At the Racing Car Show in January 1964, the Mk VII-BMW was shown for the first time, Tony Lanfranchi was announced as the works driver and for the first time for Elva, this was a full works drive. Lanfrenchi was to repay this faith with a good season in his BMW-powered car, eventually emerging as the Autosport Champion. Trevor Taylor came close to winning the Tourist Trophy with another Mk VII, but was scuppered by dynamo failure. Lanfranchi says now that the Elva was a good car but, in his opinion, not quite up to the contemporary Lotuses and Brabhams.

At the same time that the 1964 racing plans were revealed it was also announced that Trojan had taken over Elva. Trojan had ambitious ideas, which included F1, and also had the resources to Implement those ideas. It must be remembered that long after Nichols departed, Trojan did build F5000 cars and an F1 car, designed by Ron Tauranac.

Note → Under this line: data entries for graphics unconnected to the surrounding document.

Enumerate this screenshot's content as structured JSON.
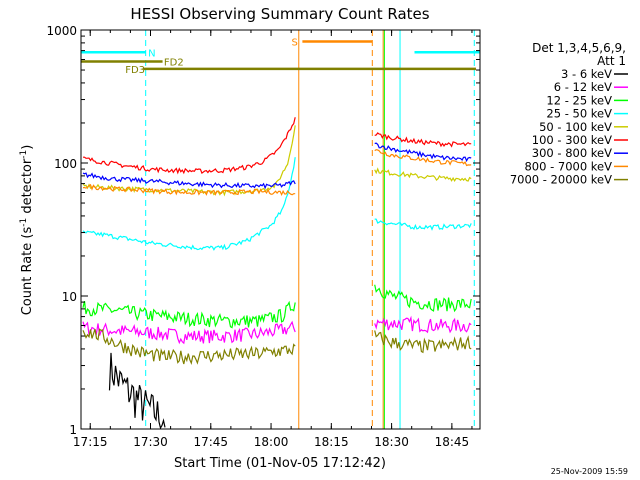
{
  "chart_data": {
    "type": "line",
    "title": "HESSI Observing Summary Count Rates",
    "xlabel": "Start Time (01-Nov-05 17:12:42)",
    "ylabel_base": "Count Rate (s",
    "ylabel_sup1": "-1",
    "ylabel_mid": " detector",
    "ylabel_sup2": "-1",
    "ylabel_end": ")",
    "ylog": true,
    "xlim": [
      17.2117,
      18.8667
    ],
    "ylim": [
      1,
      1000
    ],
    "x_ticks": [
      {
        "t": 17.25,
        "label": "17:15"
      },
      {
        "t": 17.5,
        "label": "17:30"
      },
      {
        "t": 17.75,
        "label": "17:45"
      },
      {
        "t": 18.0,
        "label": "18:00"
      },
      {
        "t": 18.25,
        "label": "18:15"
      },
      {
        "t": 18.5,
        "label": "18:30"
      },
      {
        "t": 18.75,
        "label": "18:45"
      }
    ],
    "y_ticks": [
      {
        "v": 1,
        "label": "1"
      },
      {
        "v": 10,
        "label": "10"
      },
      {
        "v": 100,
        "label": "100"
      },
      {
        "v": 1000,
        "label": "1000"
      }
    ],
    "legend_header": [
      "Det 1,3,4,5,6,9,",
      "Att 1"
    ],
    "legend_placement": "right",
    "series": [
      {
        "name": "3 - 6 keV",
        "color": "#000000",
        "segments": [
          {
            "x": [
              17.33,
              17.38,
              17.43,
              17.48,
              17.53,
              17.56
            ],
            "y": [
              3.0,
              2.2,
              1.8,
              1.5,
              1.3,
              1.2
            ]
          }
        ]
      },
      {
        "name": "6 - 12 keV",
        "color": "#ff00ff",
        "segments": [
          {
            "x": [
              17.22,
              17.35,
              17.5,
              17.65,
              17.8,
              17.95,
              18.1
            ],
            "y": [
              5.8,
              5.5,
              5.3,
              5.0,
              5.0,
              5.2,
              5.8
            ]
          },
          {
            "x": [
              18.43,
              18.55,
              18.7,
              18.83
            ],
            "y": [
              6.3,
              6.2,
              6.0,
              6.0
            ]
          }
        ]
      },
      {
        "name": "12 - 25 keV",
        "color": "#00ff00",
        "segments": [
          {
            "x": [
              17.22,
              17.35,
              17.5,
              17.65,
              17.8,
              17.95,
              18.05,
              18.1
            ],
            "y": [
              8.2,
              7.8,
              7.2,
              6.8,
              6.5,
              6.5,
              7.2,
              9.0
            ]
          },
          {
            "x": [
              18.43,
              18.5,
              18.6,
              18.7,
              18.83
            ],
            "y": [
              12.0,
              10.0,
              9.0,
              8.7,
              8.7
            ]
          }
        ]
      },
      {
        "name": "25 - 50 keV",
        "color": "#00ffff",
        "segments": [
          {
            "x": [
              17.22,
              17.3,
              17.4,
              17.5,
              17.6,
              17.7,
              17.8,
              17.9,
              18.0,
              18.05,
              18.08,
              18.1
            ],
            "y": [
              30,
              29,
              27,
              25,
              24,
              23,
              23,
              26,
              34,
              45,
              70,
              110
            ]
          },
          {
            "x": [
              18.43,
              18.5,
              18.6,
              18.7,
              18.83
            ],
            "y": [
              37,
              35,
              33,
              33,
              34
            ]
          }
        ]
      },
      {
        "name": "50 - 100 keV",
        "color": "#cccc00",
        "segments": [
          {
            "x": [
              17.22,
              17.4,
              17.6,
              17.8,
              17.95,
              18.02,
              18.07,
              18.1
            ],
            "y": [
              67,
              64,
              62,
              60,
              62,
              68,
              100,
              190
            ]
          },
          {
            "x": [
              18.43,
              18.5,
              18.6,
              18.7,
              18.83
            ],
            "y": [
              88,
              84,
              80,
              77,
              76
            ]
          }
        ]
      },
      {
        "name": "100 - 300 keV",
        "color": "#ff0000",
        "segments": [
          {
            "x": [
              17.22,
              17.3,
              17.4,
              17.5,
              17.6,
              17.7,
              17.8,
              17.9,
              17.97,
              18.03,
              18.07,
              18.1
            ],
            "y": [
              108,
              102,
              95,
              90,
              88,
              87,
              88,
              93,
              103,
              125,
              165,
              215
            ]
          },
          {
            "x": [
              18.43,
              18.5,
              18.6,
              18.7,
              18.83
            ],
            "y": [
              165,
              155,
              145,
              140,
              137
            ]
          }
        ]
      },
      {
        "name": "300 - 800 keV",
        "color": "#0000ff",
        "segments": [
          {
            "x": [
              17.22,
              17.35,
              17.5,
              17.65,
              17.8,
              17.95,
              18.05,
              18.1
            ],
            "y": [
              82,
              76,
              73,
              70,
              68,
              67,
              68,
              72
            ]
          },
          {
            "x": [
              18.43,
              18.5,
              18.6,
              18.7,
              18.83
            ],
            "y": [
              138,
              128,
              118,
              110,
              106
            ]
          }
        ]
      },
      {
        "name": "800 - 7000 keV",
        "color": "#ff8800",
        "segments": [
          {
            "x": [
              17.22,
              17.35,
              17.5,
              17.65,
              17.8,
              17.95,
              18.05,
              18.1
            ],
            "y": [
              67,
              64,
              62,
              60,
              60,
              61,
              60,
              60
            ]
          },
          {
            "x": [
              18.43,
              18.5,
              18.6,
              18.7,
              18.83
            ],
            "y": [
              125,
              115,
              108,
              102,
              98
            ]
          }
        ]
      },
      {
        "name": "7000 - 20000 keV",
        "color": "#808000",
        "segments": [
          {
            "x": [
              17.22,
              17.3,
              17.35,
              17.45,
              17.55,
              17.65,
              17.8,
              17.95,
              18.1
            ],
            "y": [
              5.5,
              5.0,
              4.5,
              3.8,
              3.5,
              3.5,
              3.6,
              3.7,
              4.0
            ]
          },
          {
            "x": [
              18.43,
              18.5,
              18.6,
              18.7,
              18.83
            ],
            "y": [
              5.0,
              4.5,
              4.2,
              4.2,
              4.5
            ]
          }
        ]
      }
    ],
    "flags": [
      {
        "label": "N",
        "color": "#00ffff",
        "y": 680,
        "x_start": 17.2117,
        "x_end": 17.48,
        "x_end2": 18.595,
        "x_end2_end": 18.8667,
        "label_x": 17.49
      },
      {
        "label": "FD2",
        "color": "#808000",
        "y": 580,
        "x_start": 17.2117,
        "x_end": 17.55,
        "label_x": 17.5555
      },
      {
        "label": "FD3",
        "color": "#808000",
        "y": 510,
        "x_start": 17.47,
        "x_end": 18.85,
        "label_x": 17.395
      },
      {
        "label": "S",
        "color": "#ff8800",
        "y": 820,
        "x_start": 18.13,
        "x_end": 18.42,
        "label_x": 18.085
      }
    ],
    "vlines": [
      {
        "t": 17.2117,
        "color": "#00ffff",
        "dash": false
      },
      {
        "t": 17.48,
        "color": "#00ffff",
        "dash": true
      },
      {
        "t": 18.115,
        "color": "#ff8800",
        "dash": false
      },
      {
        "t": 18.42,
        "color": "#ff8800",
        "dash": true
      },
      {
        "t": 18.465,
        "color": "#ff8800",
        "dash": false
      },
      {
        "t": 18.47,
        "color": "#00ff00",
        "dash": false
      },
      {
        "t": 18.535,
        "color": "#00ffff",
        "dash": false
      },
      {
        "t": 18.843,
        "color": "#00ffff",
        "dash": true
      }
    ]
  },
  "footer_timestamp": "25-Nov-2009 15:59"
}
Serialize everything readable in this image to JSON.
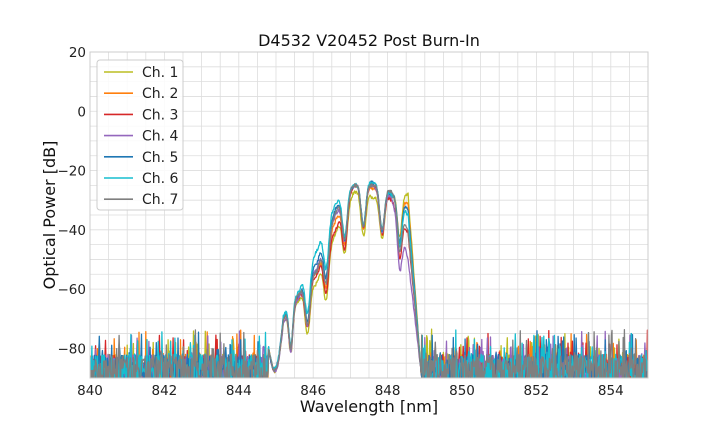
{
  "chart_data": {
    "type": "line",
    "title": "D4532 V20452 Post Burn-In",
    "xlabel": "Wavelength [nm]",
    "ylabel": "Optical Power [dB]",
    "xlim": [
      840,
      855
    ],
    "ylim": [
      -90,
      20
    ],
    "xticks": [
      840,
      842,
      844,
      846,
      848,
      850,
      852,
      854
    ],
    "yticks": [
      20,
      0,
      -20,
      -40,
      -60,
      -80
    ],
    "grid": true,
    "minor_grid": true,
    "legend_position": "top-left",
    "noise_floor_db": -80,
    "passband_nm": [
      844.8,
      848.9
    ],
    "series": [
      {
        "name": "Ch. 1",
        "color": "#bcbd22",
        "peaks": [
          {
            "x": 845.2,
            "y": -71
          },
          {
            "x": 845.6,
            "y": -64
          },
          {
            "x": 846.1,
            "y": -58
          },
          {
            "x": 846.6,
            "y": -41
          },
          {
            "x": 847.1,
            "y": -27
          },
          {
            "x": 847.6,
            "y": -29
          },
          {
            "x": 848.1,
            "y": -29
          },
          {
            "x": 848.55,
            "y": -28
          }
        ]
      },
      {
        "name": "Ch. 2",
        "color": "#ff7f0e",
        "peaks": [
          {
            "x": 845.2,
            "y": -70
          },
          {
            "x": 845.6,
            "y": -63
          },
          {
            "x": 846.1,
            "y": -54
          },
          {
            "x": 846.6,
            "y": -37
          },
          {
            "x": 847.1,
            "y": -25
          },
          {
            "x": 847.6,
            "y": -26
          },
          {
            "x": 848.1,
            "y": -29
          },
          {
            "x": 848.55,
            "y": -31
          }
        ]
      },
      {
        "name": "Ch. 3",
        "color": "#d62728",
        "peaks": [
          {
            "x": 845.2,
            "y": -70
          },
          {
            "x": 845.6,
            "y": -63
          },
          {
            "x": 846.1,
            "y": -55
          },
          {
            "x": 846.6,
            "y": -40
          },
          {
            "x": 847.1,
            "y": -25
          },
          {
            "x": 847.6,
            "y": -25
          },
          {
            "x": 848.1,
            "y": -30
          },
          {
            "x": 848.55,
            "y": -41
          }
        ]
      },
      {
        "name": "Ch. 4",
        "color": "#9467bd",
        "peaks": [
          {
            "x": 845.2,
            "y": -71
          },
          {
            "x": 845.6,
            "y": -63
          },
          {
            "x": 846.1,
            "y": -53
          },
          {
            "x": 846.6,
            "y": -35
          },
          {
            "x": 847.1,
            "y": -25
          },
          {
            "x": 847.6,
            "y": -25
          },
          {
            "x": 848.1,
            "y": -29
          },
          {
            "x": 848.55,
            "y": -50
          }
        ]
      },
      {
        "name": "Ch. 5",
        "color": "#1f77b4",
        "peaks": [
          {
            "x": 845.2,
            "y": -69
          },
          {
            "x": 845.6,
            "y": -62
          },
          {
            "x": 846.1,
            "y": -51
          },
          {
            "x": 846.6,
            "y": -33
          },
          {
            "x": 847.1,
            "y": -25
          },
          {
            "x": 847.6,
            "y": -24
          },
          {
            "x": 848.1,
            "y": -28
          },
          {
            "x": 848.55,
            "y": -33
          }
        ]
      },
      {
        "name": "Ch. 6",
        "color": "#17becf",
        "peaks": [
          {
            "x": 845.2,
            "y": -69
          },
          {
            "x": 845.6,
            "y": -61
          },
          {
            "x": 846.1,
            "y": -47
          },
          {
            "x": 846.6,
            "y": -31
          },
          {
            "x": 847.1,
            "y": -25
          },
          {
            "x": 847.6,
            "y": -24
          },
          {
            "x": 848.1,
            "y": -28
          },
          {
            "x": 848.55,
            "y": -35
          }
        ]
      },
      {
        "name": "Ch. 7",
        "color": "#7f7f7f",
        "peaks": [
          {
            "x": 845.2,
            "y": -70
          },
          {
            "x": 845.6,
            "y": -62
          },
          {
            "x": 846.1,
            "y": -54
          },
          {
            "x": 846.6,
            "y": -34
          },
          {
            "x": 847.1,
            "y": -25
          },
          {
            "x": 847.6,
            "y": -25
          },
          {
            "x": 848.1,
            "y": -27
          },
          {
            "x": 848.55,
            "y": -40
          }
        ]
      }
    ]
  }
}
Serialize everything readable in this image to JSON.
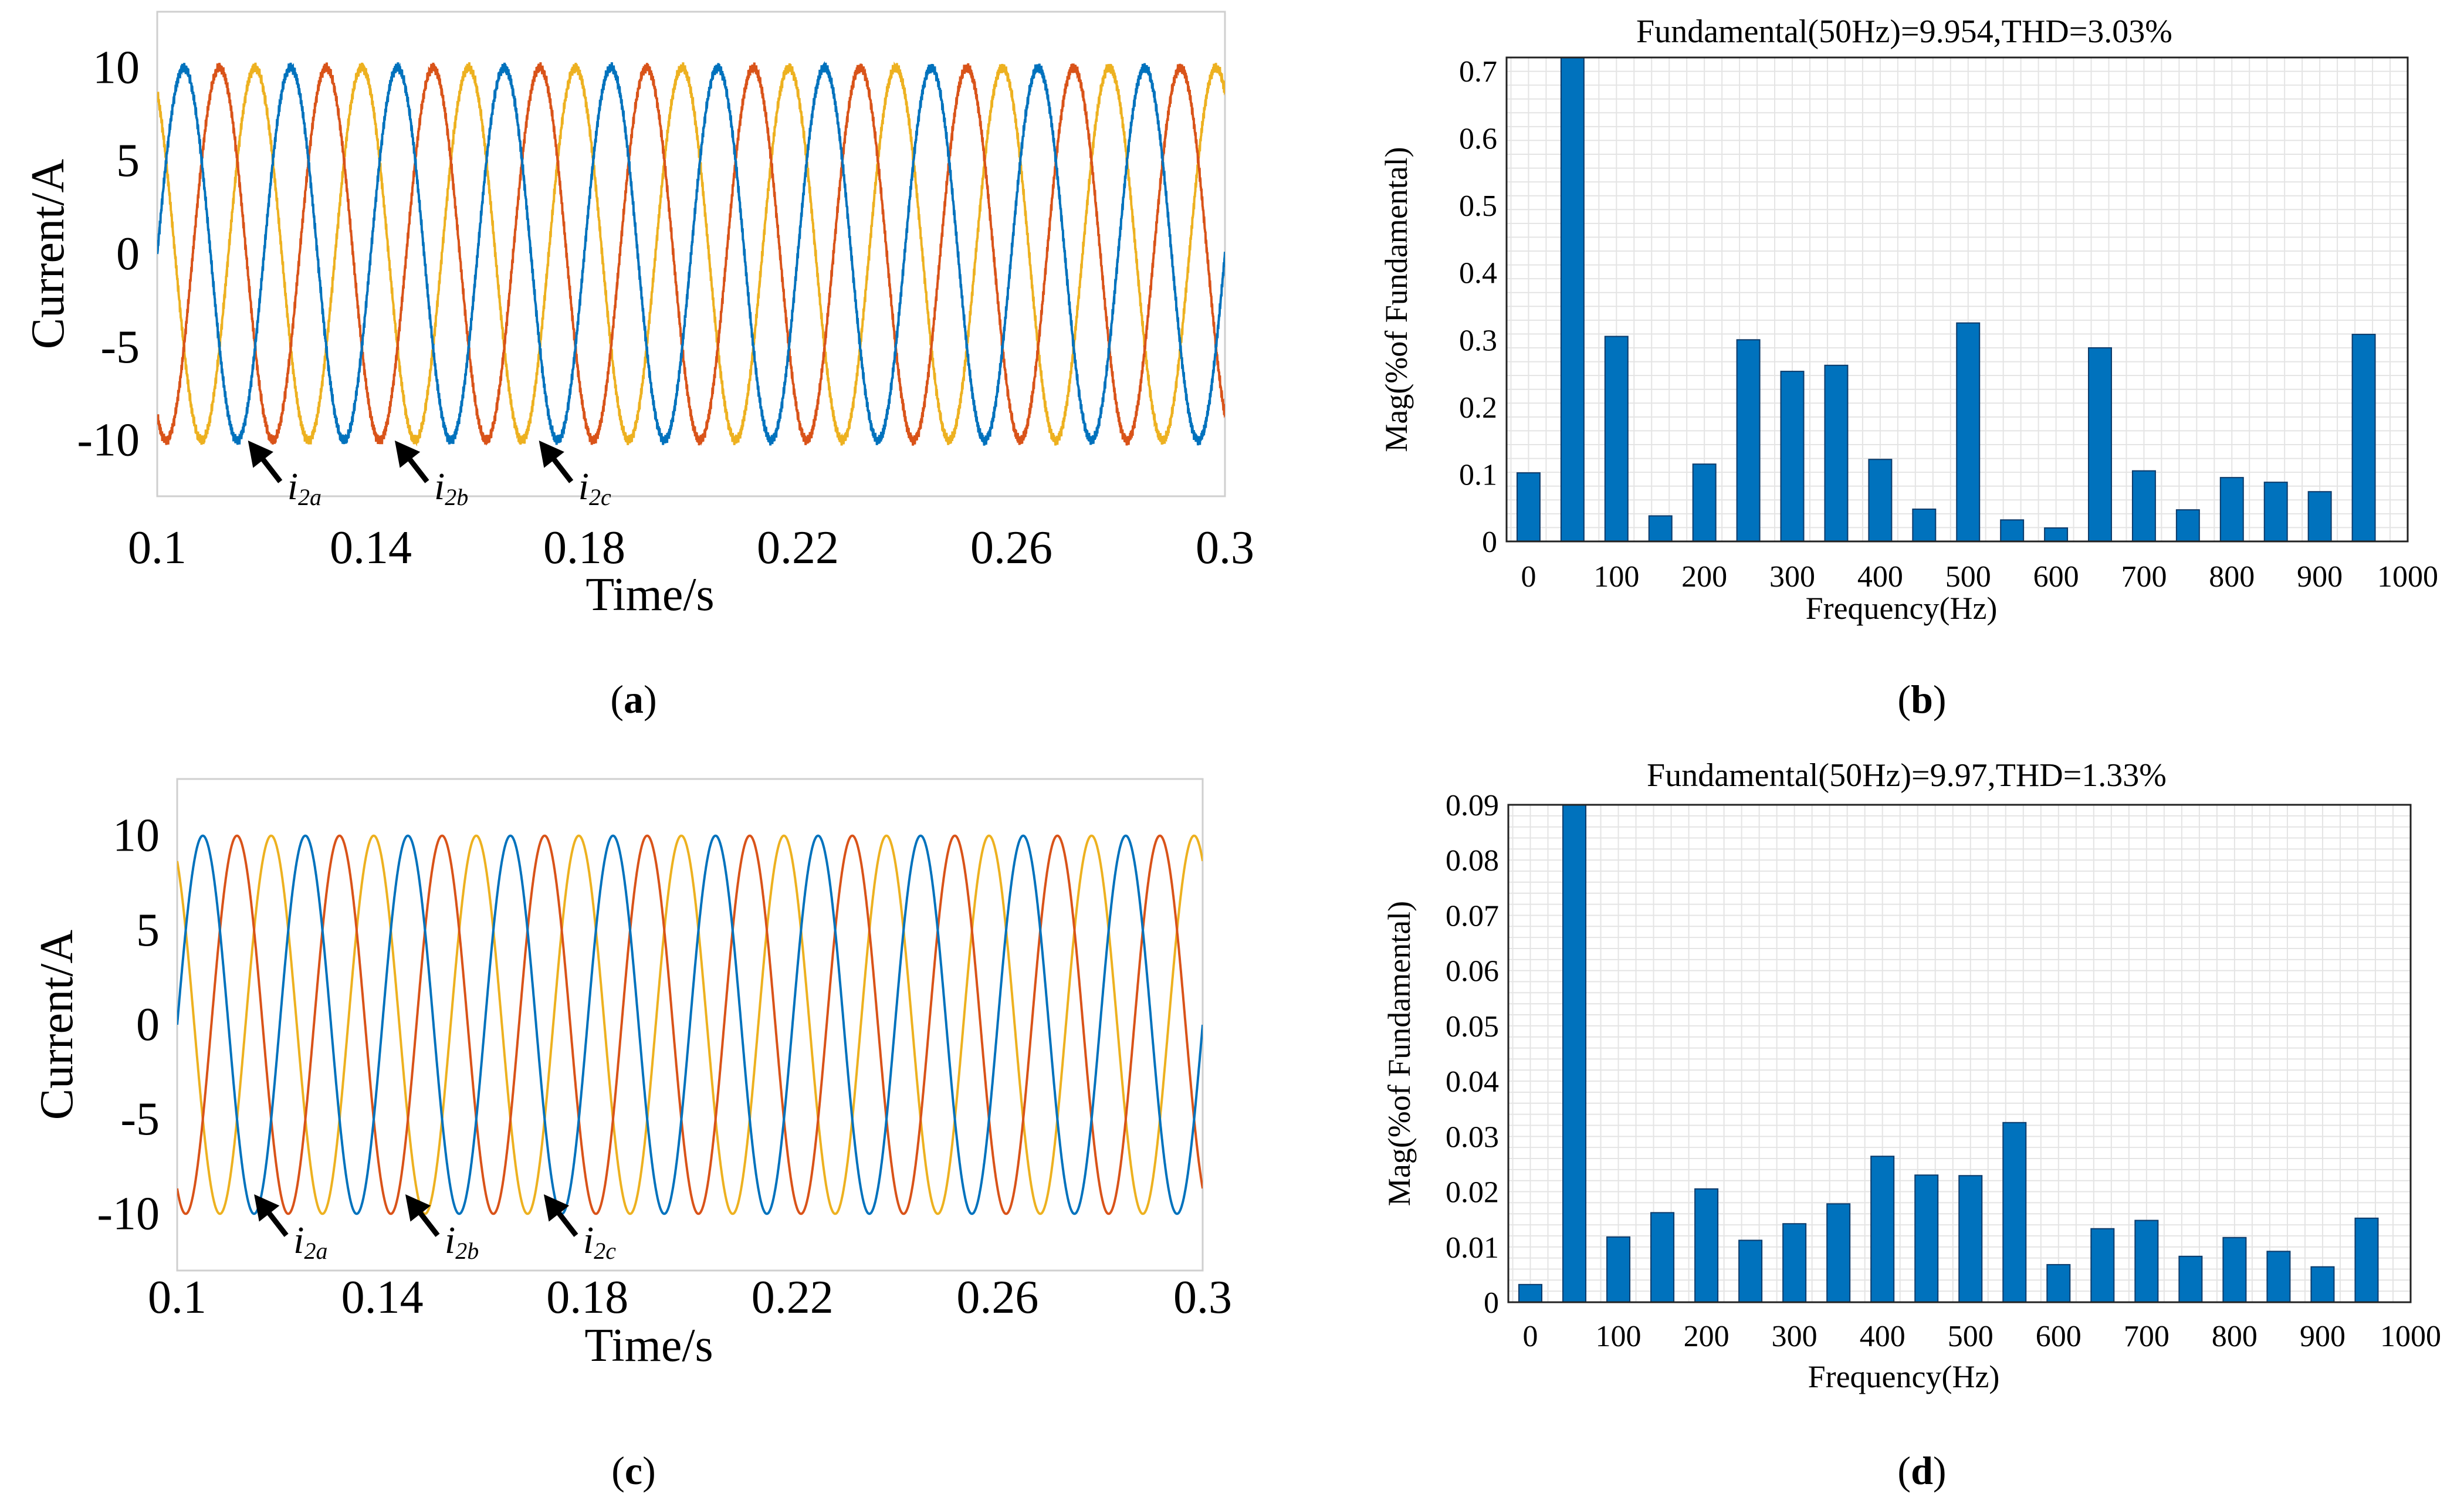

Trojan was still producing the Courier in Croydon, though at a rate of only about one a week, Elva was making Mk 7s at a similar pace, and the first car of the Trojan-Elva marriage was conceived, the GT 160. The plot of this car was simple, and it was brilliant. An Elva Mk7 chassis, a two-litre BMW engine and a GT body designed by Trevor Fiore and built by Fissore of Turin.

When it was shown at the Earls Court Motor Show in October 1964, it created a great deal of attention, was widely acknowledged as the “Star of the Show”, and many orders were placed.

Unfortunately, the idea was impractical. If the chassis had to go to Italy to be bodied, then there always had to be a comparatively large number of cars “in the pipeline” and a small company could not support that. The new Labour Government imposed a 15% import surcharge which immediately raised the price of the car. The CSI imposed a new ground clearance regulation which meant that the 160 GT would have to be re-designed. The Fissore body was anyway too heavy.

Frank says now that his idea was to fit the car with a fibreglass body designed and built in England and with hindsight, says that the ideal solution would have been to hand it over to Ogle Design.

Only three 160 GTs were made, though Elva had been geared up to make the 100 minimum then required for homologation. One of these cars was entered into a number of classic races by Anglian Racing Developments, but it failed to finish any.

An updated version of the Mk7, the Mk8, appeared at the end of 1964 and a total of 21 were made (nine Mk8s and 12 examples of a revised “S” model) but then the company took a new direction with the construction of customer versions of Bruce McLaren ‘s McLaren M1 sports-racing design, the forerunner of the McLaren Can-Am car. Most “customer” McLarens were built by Trojan/Elva up to 1971. Nichols was disenchanted, he’d seen his company grow, fail grow again and then gradually slip away from his control. Though the name “Elva” was associated with McLaren sports-racing cars for a while it was eventually dropped but by that time Keith Marsden had gone to Ford and Nichols had resigned for “health reasons”, as they say in diplomatic circles.

Nichols was not quite through with racing and he joined forces with Len Terry to form TAC (Trans-Atlantic Consultants). TAC built a CanAm car for Shelby and a chassis for BRM but the partnership did not last long and besides, is not strictly part of the Elva story. Nichols backed away from the sport and for the next 20 years built up a series of successful businesses. His current interests revolve around Lochin Marine of Rye (“Lochin” being a near-anagram of “Nichols”) which makes fibreglass-hulled boats mainly for Customs and Excise use and rescue services. One of Lochin’s boats is the only commercially designed hull ever to be bought by the Royal National Lifeboat Institute in its 150 year history. The grocer’s errand boy has not done badly.

With Elva celebrating its 30th anniversary in 1984 and the Historic movement gaining greater ground both here and abroad, Nichols has been in some demand as guest of honour at various meetings mainly in the States. His cars are as successful there in Historic racing as they were when they were new but, the irony continues, they are not often seen in British Historic racing. — M.L.